Uniform circular motion is a type of motion where an object moves along a circular path at a constant speed. This might sound a bit tricky, but when you break it down, it's quite simple! Even though the speed remains constant, the direction of the object's velocity is continuously changing as it moves around the circle. This constant change in direction means there is an acceleration present, known as centripetal acceleration.
In the case of our problem, the centripetal acceleration is what keeps the centripetal-acceleration addict moving in a circle. It acts towards the center of the circle, maintaining the motion's uniformity. The radius of the circle is given as 3.00 meters, which is the constant distance from the center of the circle to the path of motion.
Understanding uniform circular motion is critical when analyzing problems involving centripetal force and acceleration, as these are necessary to keep an object moving in a circular path without changing speed.

The velocity vector, denoted as \( \vec{v} \), is an important concept in describing motion. This vector doesn't just give the speed of an object, but also the direction of that speed. In the context of uniform circular motion, the velocity vector is always tangent to the circle, meaning it's directed along the path of the circle at any given point.
This perpendicular relationship between the velocity and acceleration vectors in circular motion is why their dot product \( \vec{v} \cdot \vec{a} \) is zero. The dot product measures how much one vector goes in the direction of another, and since they're perpendicular, this value is naturally zero. So, when we say \( \vec{v} \cdot \vec{a} = 0 \), it confirms the perpendicularity of the two vectors, a crucial part of circular motion mechanics.
Understanding how the velocity vector behaves and interacts with other vectors like acceleration helps us grasp how objects move in circular paths.

The cross product, represented by \( \vec{r} \times \vec{a} \), is another vector operation but results in a vector perpendicular to the plane defined by \( \vec{r} \) and \( \vec{a} \).

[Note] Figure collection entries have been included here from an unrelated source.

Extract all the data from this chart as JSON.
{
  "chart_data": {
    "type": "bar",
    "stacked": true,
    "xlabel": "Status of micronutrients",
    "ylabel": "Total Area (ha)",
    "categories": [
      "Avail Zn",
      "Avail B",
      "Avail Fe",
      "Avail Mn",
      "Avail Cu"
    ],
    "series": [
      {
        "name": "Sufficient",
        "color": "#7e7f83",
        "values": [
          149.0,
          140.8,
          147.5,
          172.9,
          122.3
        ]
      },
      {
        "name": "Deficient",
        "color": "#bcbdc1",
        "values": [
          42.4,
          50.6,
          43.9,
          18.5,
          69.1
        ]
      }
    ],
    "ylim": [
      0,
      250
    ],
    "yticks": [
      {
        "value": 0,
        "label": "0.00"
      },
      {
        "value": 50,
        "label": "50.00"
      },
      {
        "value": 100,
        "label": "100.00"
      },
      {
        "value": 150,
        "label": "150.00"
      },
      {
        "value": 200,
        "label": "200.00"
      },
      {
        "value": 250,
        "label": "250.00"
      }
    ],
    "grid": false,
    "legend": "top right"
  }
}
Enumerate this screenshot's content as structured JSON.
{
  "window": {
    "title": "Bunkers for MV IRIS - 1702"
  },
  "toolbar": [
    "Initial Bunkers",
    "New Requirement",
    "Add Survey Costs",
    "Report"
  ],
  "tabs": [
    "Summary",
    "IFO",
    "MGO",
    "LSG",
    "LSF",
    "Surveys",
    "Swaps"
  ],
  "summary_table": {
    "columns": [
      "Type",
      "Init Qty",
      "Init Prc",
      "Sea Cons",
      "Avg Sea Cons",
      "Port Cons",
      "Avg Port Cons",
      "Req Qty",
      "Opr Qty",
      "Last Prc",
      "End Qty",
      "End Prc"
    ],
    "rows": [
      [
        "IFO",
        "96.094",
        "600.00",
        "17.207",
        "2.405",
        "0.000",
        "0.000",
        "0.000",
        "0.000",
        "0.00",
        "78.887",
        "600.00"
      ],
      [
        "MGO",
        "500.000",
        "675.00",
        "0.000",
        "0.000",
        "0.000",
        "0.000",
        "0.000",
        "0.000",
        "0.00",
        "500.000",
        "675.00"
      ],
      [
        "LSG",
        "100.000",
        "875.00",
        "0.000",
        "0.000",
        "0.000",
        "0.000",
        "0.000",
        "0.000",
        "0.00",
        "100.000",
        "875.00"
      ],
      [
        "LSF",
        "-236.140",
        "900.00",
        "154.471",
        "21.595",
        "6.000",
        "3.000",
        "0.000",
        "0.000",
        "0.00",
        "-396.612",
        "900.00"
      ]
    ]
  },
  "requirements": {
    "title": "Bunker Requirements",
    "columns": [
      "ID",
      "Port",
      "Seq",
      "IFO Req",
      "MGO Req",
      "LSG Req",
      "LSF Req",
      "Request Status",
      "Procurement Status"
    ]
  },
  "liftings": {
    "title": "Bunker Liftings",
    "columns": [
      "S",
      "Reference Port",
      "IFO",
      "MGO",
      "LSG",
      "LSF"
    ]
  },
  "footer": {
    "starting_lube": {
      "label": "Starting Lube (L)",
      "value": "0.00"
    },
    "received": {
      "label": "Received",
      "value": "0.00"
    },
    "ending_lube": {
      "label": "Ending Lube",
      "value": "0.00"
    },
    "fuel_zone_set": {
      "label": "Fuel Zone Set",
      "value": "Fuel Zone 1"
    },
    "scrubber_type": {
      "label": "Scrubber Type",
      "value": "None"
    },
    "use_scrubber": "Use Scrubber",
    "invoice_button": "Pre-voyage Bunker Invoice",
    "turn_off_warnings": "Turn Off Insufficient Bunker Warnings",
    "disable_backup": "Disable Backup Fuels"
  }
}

This operation is used to determine the torque or rotational effect of forces.
In the case of our exercise, we use the cross product to find how the position vector \( \vec{r} \) and the acceleration vector \( \vec{a} \) interact in a rotational frame. The vector product produces a new vector along the direction perpendicular to both \( \vec{r} \) and \( \vec{a} \).
The cross product's magnitude is given by the area of the parallelogram spanned by the two vectors. It reflects the extent to which the acceleration can cause rotational motion about the center of the circle. Here, after doing the math, we find \( \vec{r} \times \vec{a} = -(18 \sin \theta + 12 \cos \theta) \hat{k} \) indicating the rotational influence at any angle \( \theta \).

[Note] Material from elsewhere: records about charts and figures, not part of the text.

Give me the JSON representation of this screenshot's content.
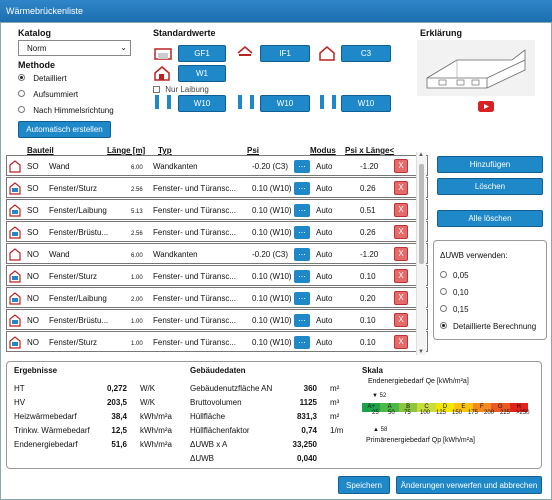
{
  "window": {
    "title": "Wärmebrückenliste"
  },
  "catalog": {
    "label": "Katalog",
    "value": "Norm"
  },
  "method": {
    "label": "Methode",
    "options": [
      "Detailliert",
      "Aufsummiert",
      "Nach Himmelsrichtung"
    ],
    "selected": 0
  },
  "auto_button": "Automatisch erstellen",
  "standard": {
    "label": "Standardwerte",
    "b1": "GF1",
    "b2": "IF1",
    "b3": "C3",
    "b4": "W1",
    "nur_laibung": "Nur Laibung",
    "b5": "W10",
    "b6": "W10",
    "b7": "W10"
  },
  "explanation": {
    "label": "Erklärung"
  },
  "table": {
    "headers": {
      "bauteil": "Bauteil",
      "laenge": "Länge [m]",
      "typ": "Typ",
      "psi": "Psi",
      "modus": "Modus",
      "psixl": "Psi x Länge<"
    },
    "rows": [
      {
        "dir": "SO",
        "bauteil": "Wand",
        "laenge": "6.00",
        "typ": "Wandkanten",
        "psi": "-0.20 (C3)",
        "modus": "Auto",
        "psixl": "-1.20"
      },
      {
        "dir": "SO",
        "bauteil": "Fenster/Sturz",
        "laenge": "2.56",
        "typ": "Fenster- und Türansc...",
        "psi": "0.10 (W10)",
        "modus": "Auto",
        "psixl": "0.26"
      },
      {
        "dir": "SO",
        "bauteil": "Fenster/Laibung",
        "laenge": "5.13",
        "typ": "Fenster- und Türansc...",
        "psi": "0.10 (W10)",
        "modus": "Auto",
        "psixl": "0.51"
      },
      {
        "dir": "SO",
        "bauteil": "Fenster/Brüstu...",
        "laenge": "2.56",
        "typ": "Fenster- und Türansc...",
        "psi": "0.10 (W10)",
        "modus": "Auto",
        "psixl": "0.26"
      },
      {
        "dir": "NO",
        "bauteil": "Wand",
        "laenge": "6.00",
        "typ": "Wandkanten",
        "psi": "-0.20 (C3)",
        "modus": "Auto",
        "psixl": "-1.20"
      },
      {
        "dir": "NO",
        "bauteil": "Fenster/Sturz",
        "laenge": "1.00",
        "typ": "Fenster- und Türansc...",
        "psi": "0.10 (W10)",
        "modus": "Auto",
        "psixl": "0.10"
      },
      {
        "dir": "NO",
        "bauteil": "Fenster/Laibung",
        "laenge": "2.00",
        "typ": "Fenster- und Türansc...",
        "psi": "0.10 (W10)",
        "modus": "Auto",
        "psixl": "0.20"
      },
      {
        "dir": "NO",
        "bauteil": "Fenster/Brüstu...",
        "laenge": "1.00",
        "typ": "Fenster- und Türansc...",
        "psi": "0.10 (W10)",
        "modus": "Auto",
        "psixl": "0.10"
      },
      {
        "dir": "NO",
        "bauteil": "Fenster/Sturz",
        "laenge": "1.00",
        "typ": "Fenster- und Türansc...",
        "psi": "0.10 (W10)",
        "modus": "Auto",
        "psixl": "0.10"
      }
    ],
    "dots": "...",
    "x": "X"
  },
  "side": {
    "add": "Hinzufügen",
    "delete": "Löschen",
    "delete_all": "Alle löschen",
    "uwb_label": "ΔUWB verwenden:",
    "uwb_options": [
      "0,05",
      "0,10",
      "0,15",
      "Detaillierte Berechnung"
    ],
    "uwb_selected": 3
  },
  "results": {
    "label": "Ergebnisse",
    "rows": [
      {
        "name": "HT",
        "value": "0,272",
        "unit": "W/K"
      },
      {
        "name": "HV",
        "value": "203,5",
        "unit": "W/K"
      },
      {
        "name": "Heizwärmebedarf",
        "value": "38,4",
        "unit": "kWh/m²a"
      },
      {
        "name": "Trinkw. Wärmebedarf",
        "value": "12,5",
        "unit": "kWh/m²a"
      },
      {
        "name": "Endenergiebedarf",
        "value": "51,6",
        "unit": "kWh/m²a"
      }
    ]
  },
  "building": {
    "label": "Gebäudedaten",
    "rows": [
      {
        "name": "Gebäudenutzfläche AN",
        "value": "360",
        "unit": "m²"
      },
      {
        "name": "Bruttovolumen",
        "value": "1125",
        "unit": "m³"
      },
      {
        "name": "Hüllfläche",
        "value": "831,3",
        "unit": "m²"
      },
      {
        "name": "Hüllflächenfaktor",
        "value": "0,74",
        "unit": "1/m"
      },
      {
        "name": "ΔUWB x A",
        "value": "33,250",
        "unit": ""
      },
      {
        "name": "ΔUWB",
        "value": "0,040",
        "unit": ""
      }
    ]
  },
  "scale": {
    "label": "Skala",
    "top_label": "Endenergiebedarf Qe [kWh/m²a]",
    "top_marker": "52",
    "bottom_label": "Primärenergiebedarf Qp [kWh/m²a]",
    "bottom_marker": "58",
    "classes": [
      "A+",
      "A",
      "B",
      "C",
      "D",
      "E",
      "F",
      "G",
      "H"
    ],
    "ticks": [
      "25",
      "50",
      "75",
      "100",
      "125",
      "150",
      "175",
      "200",
      "225",
      ">250"
    ],
    "colors": [
      "#1aa34a",
      "#4cb848",
      "#8cc63f",
      "#c9dc3b",
      "#f3e600",
      "#fbc40e",
      "#f58a1f",
      "#ec5a24",
      "#e2231a"
    ]
  },
  "footer": {
    "save": "Speichern",
    "cancel": "Änderungen verwerfen und abbrechen"
  }
}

The dot product, unlike the cross product, results in a scalar quantity and is determined by the product of the magnitudes of two vectors and the cosine of the angle between them. In the simple calculation of \( \vec{v} \cdot \vec{a} \), where \( \vec{v} \) and \( \vec{a} \) are velocity and acceleration vectors respectively, the resultant is zero when the vectors are perpendicular.

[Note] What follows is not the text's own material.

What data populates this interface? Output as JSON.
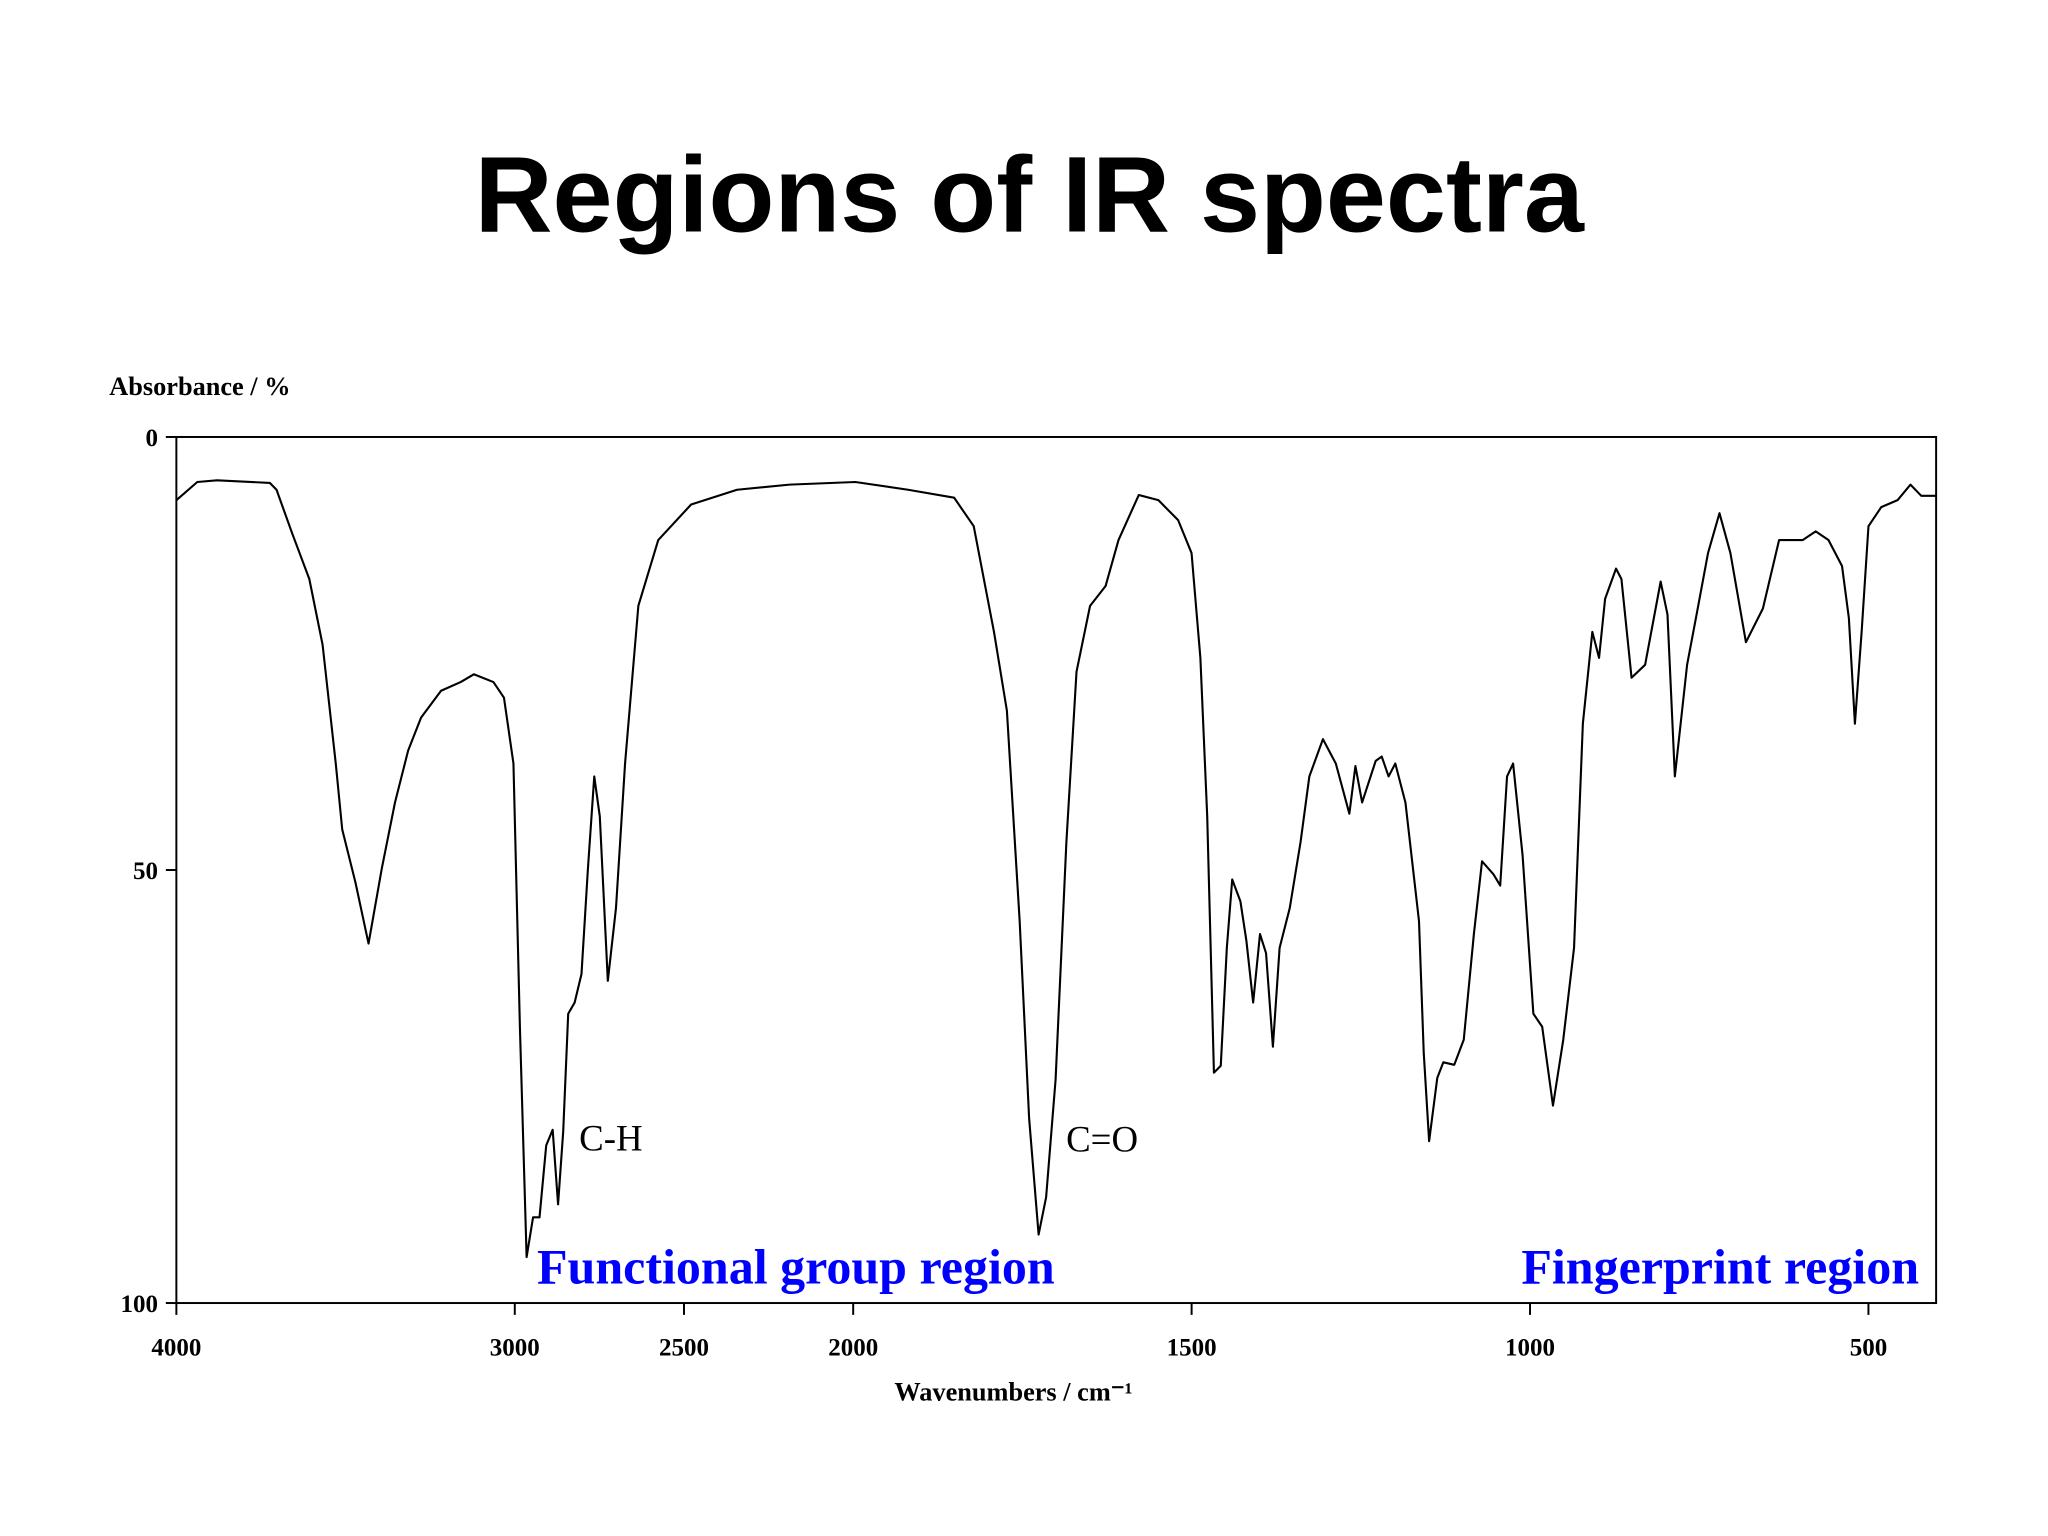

In uniform circular motion, this perpendicular nature is key because it ensures energy conservation throughout the motion. The dot product's result being zero signifies no work done along the direction of motion, maintaining constant kinetic energy of the moving object. Furthermore, it highlights that any force acting in the direction of velocity doesn't alter speed, only direction.
This fundamental property of the dot product ensures the mathematical consistency in problems involving circular motion and helps in simplifying complex dynamic equations.